Relatedly, there's serious loading problems. You'll experience hangs on every single menu, and if you fail a song and select 'retry', the game needs to load the song again, even if you only made it 1% in. What? Where the hell did the song go, it was just there! Previous GH games never did this. This should have been a warning sign to the people at Neversoft that they were placing far too high a priority on polygons.
Song Selection:
This is more important than all the cosmetic stuff above, of course, and I wish I could say this made that not matter, but boy: bleh. Out of 70 songs, there's about 10 I find interesting enough to play over and over. Here they are:
Hit Me With Your Best Shot - Pat Benatar
La Grange - ZZ Top
Welcome to the Jungle - Guns N' Roses
Even Flow - Pearl Jam
Pride and Joy - Stevie Ray Vaughn
Cliffs of Dover - Eric Johnson
Black Magic Woman - Santana
Knights of Cydonia - Muse
Cult of Personality - Living Colour
One - Metallica
Through the Fire and Flames - DragonForce
Now maybe this is just because I played GH2 so much I need a serious challenge to excite me, but I doubt it. More attention seems to have been paid to selecting songs that were "notorious" like Raining Blood, Paint It, Black and School's Out, instead of picking somewhat more obscure pieces that fit the concept better. Additionally, for a game with the subtitle "Legends of Rock", what are so many contemporary bands doing in there stinking it up? The Strokes? The Killers? AFI? Disturbed? SLIPKNOT???? That last one is straight up terrible. Also, get off my lawn.

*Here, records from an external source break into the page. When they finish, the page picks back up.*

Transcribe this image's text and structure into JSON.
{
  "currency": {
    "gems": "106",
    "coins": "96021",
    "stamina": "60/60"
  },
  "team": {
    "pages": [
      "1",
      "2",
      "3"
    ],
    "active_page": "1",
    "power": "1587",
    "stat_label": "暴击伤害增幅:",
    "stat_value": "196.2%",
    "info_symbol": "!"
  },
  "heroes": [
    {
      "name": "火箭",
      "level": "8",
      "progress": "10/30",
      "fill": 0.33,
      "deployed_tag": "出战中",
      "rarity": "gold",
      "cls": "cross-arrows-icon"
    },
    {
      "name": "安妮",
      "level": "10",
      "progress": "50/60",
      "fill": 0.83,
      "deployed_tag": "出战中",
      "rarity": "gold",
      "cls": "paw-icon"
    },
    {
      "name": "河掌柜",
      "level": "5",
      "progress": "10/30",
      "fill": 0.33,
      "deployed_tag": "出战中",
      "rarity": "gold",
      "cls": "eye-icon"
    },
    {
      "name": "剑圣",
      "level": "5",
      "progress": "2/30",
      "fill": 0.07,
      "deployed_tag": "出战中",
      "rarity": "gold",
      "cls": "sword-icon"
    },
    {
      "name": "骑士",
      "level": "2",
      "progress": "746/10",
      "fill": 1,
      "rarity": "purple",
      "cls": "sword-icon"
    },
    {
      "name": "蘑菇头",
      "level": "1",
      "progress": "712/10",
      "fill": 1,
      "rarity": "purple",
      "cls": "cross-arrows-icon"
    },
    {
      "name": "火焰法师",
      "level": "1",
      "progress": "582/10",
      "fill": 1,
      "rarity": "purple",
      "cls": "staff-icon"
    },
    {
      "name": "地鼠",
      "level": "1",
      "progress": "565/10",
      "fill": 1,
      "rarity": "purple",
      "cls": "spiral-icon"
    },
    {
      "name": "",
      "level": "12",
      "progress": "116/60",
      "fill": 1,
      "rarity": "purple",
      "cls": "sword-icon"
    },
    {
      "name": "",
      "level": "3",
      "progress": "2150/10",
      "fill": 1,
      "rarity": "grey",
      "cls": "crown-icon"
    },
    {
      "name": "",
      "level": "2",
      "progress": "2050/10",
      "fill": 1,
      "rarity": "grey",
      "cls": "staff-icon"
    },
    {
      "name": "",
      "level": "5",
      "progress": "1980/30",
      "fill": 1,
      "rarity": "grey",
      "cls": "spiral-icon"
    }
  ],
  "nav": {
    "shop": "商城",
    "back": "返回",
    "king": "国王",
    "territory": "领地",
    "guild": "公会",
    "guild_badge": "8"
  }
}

I should add here that the DragonForce song (which you have to beat the game to unlock, so you might as well set it on Medium early on, because as I'll explain below, NO ONE can beat this game on Hard) is insane. Hear it to believe it insane. Like the final level of the brilliant Portal, it may well take you as long to beat this song as it did the rest of the game combined.
Battle Mode:
Fuck you, Battle Mode. Fuck you till you die of blood loss.
Now, if this had just been an added feature for multiplayer, it'd be harmless. I like the idea of kids throwing their little brothers' note boards into disarray - giving them "trash" like I used to give my friends in Dr. Mario. However, the suits at Activision must have thought this idea was ripe for that increasingly pervasive video game gimmick, the CELEBRITY CAMEO! Which is always a ringing endorsement, as we all know from wearing out our copies of Apocalpyse starring Bruce Willis - which was coincidentally developed by, yes, Neversoft.

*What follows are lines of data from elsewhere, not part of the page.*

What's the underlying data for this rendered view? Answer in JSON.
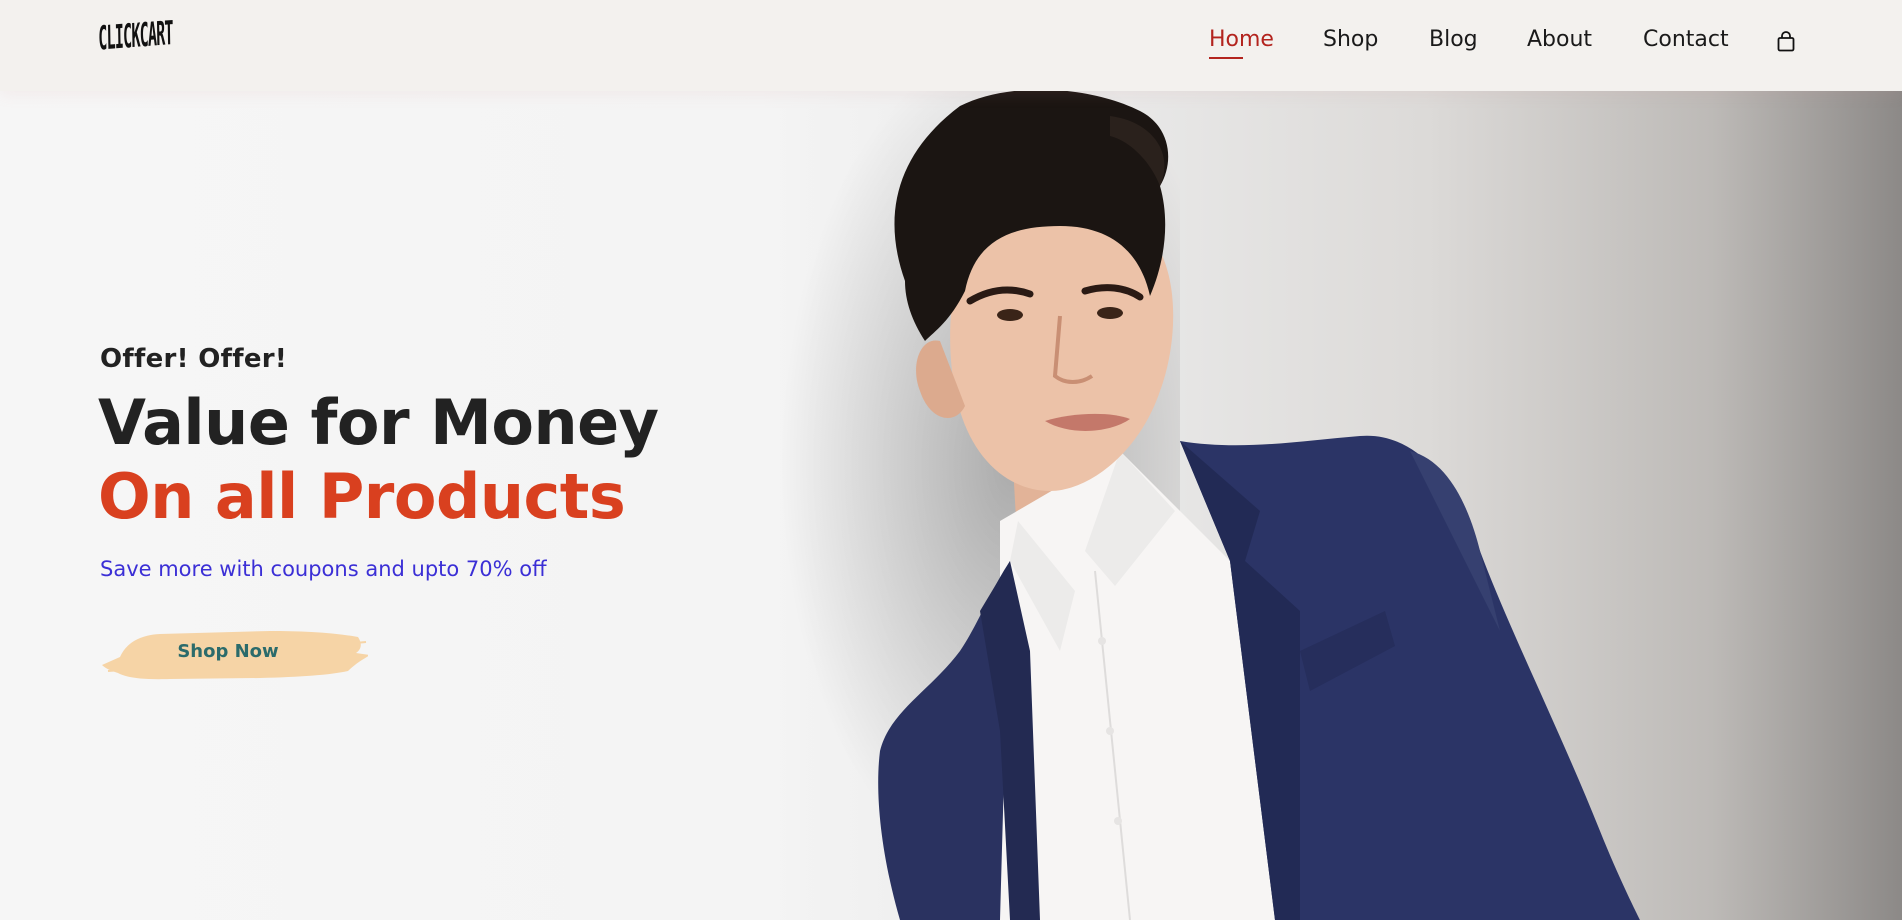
{
  "header": {
    "logo_text": "CLICKCART",
    "nav": [
      {
        "label": "Home",
        "active": true
      },
      {
        "label": "Shop",
        "active": false
      },
      {
        "label": "Blog",
        "active": false
      },
      {
        "label": "About",
        "active": false
      },
      {
        "label": "Contact",
        "active": false
      }
    ],
    "cart_icon": "shopping-bag-icon"
  },
  "hero": {
    "eyebrow": "Offer! Offer!",
    "headline_line1": "Value for Money",
    "headline_line2": "On all Products",
    "subtitle": "Save more with coupons and upto 70% off",
    "cta_label": "Shop Now"
  },
  "colors": {
    "accent_red": "#d9401f",
    "nav_active": "#b3241e",
    "subtitle_blue": "#3b2fd6",
    "cta_brush": "#f6d4a6",
    "cta_text": "#2b6b6b",
    "jacket_navy": "#27305a"
  }
}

So you have to "battle" Tom Morello and Slash and even, at the very end of the game, El Diablo, who calls himself Lou. (One presumes his last name is Cipher.) Problem is, you can't win these battles by simply being better than your opponent. If you make it to the end of the song, you don't get a score or a percentage, you just automatically fail. Rewarding! To succeed, you MUST nail the "Battle Power" sections and then use them all at once to make the other guy fail.
What this means is, even though I'm awesome at playing GH on Expert, this is the only installment I can't beat on Hard, because when Satan inflicts Lefty Flip on me (inverting which button plays which fret) or Double Notes (which would accurately be described as Chords Instead Of Notes) my needle drops into the red. Why wouldn't it? How does that relate to my actual skill level? I could be Duane Allman playing onstage with Jerry Garcia on 7/28/73 in Watkins Glen, NY in front of 600,000 screaming hippies, but if some dipcunt in a three piece suit made it past security and wrenched my guitar upside down, yelling NOT SO HOT NOW ARE YA - yeah, I'd fuck up. So? What does that have to do with rocking? Nothing. Because it is retarded.
That said, if you're a GH addict like me, you need this game, and it will give you countless hours of thrills. Unless of course you have the superior-in-every-way Rock Band.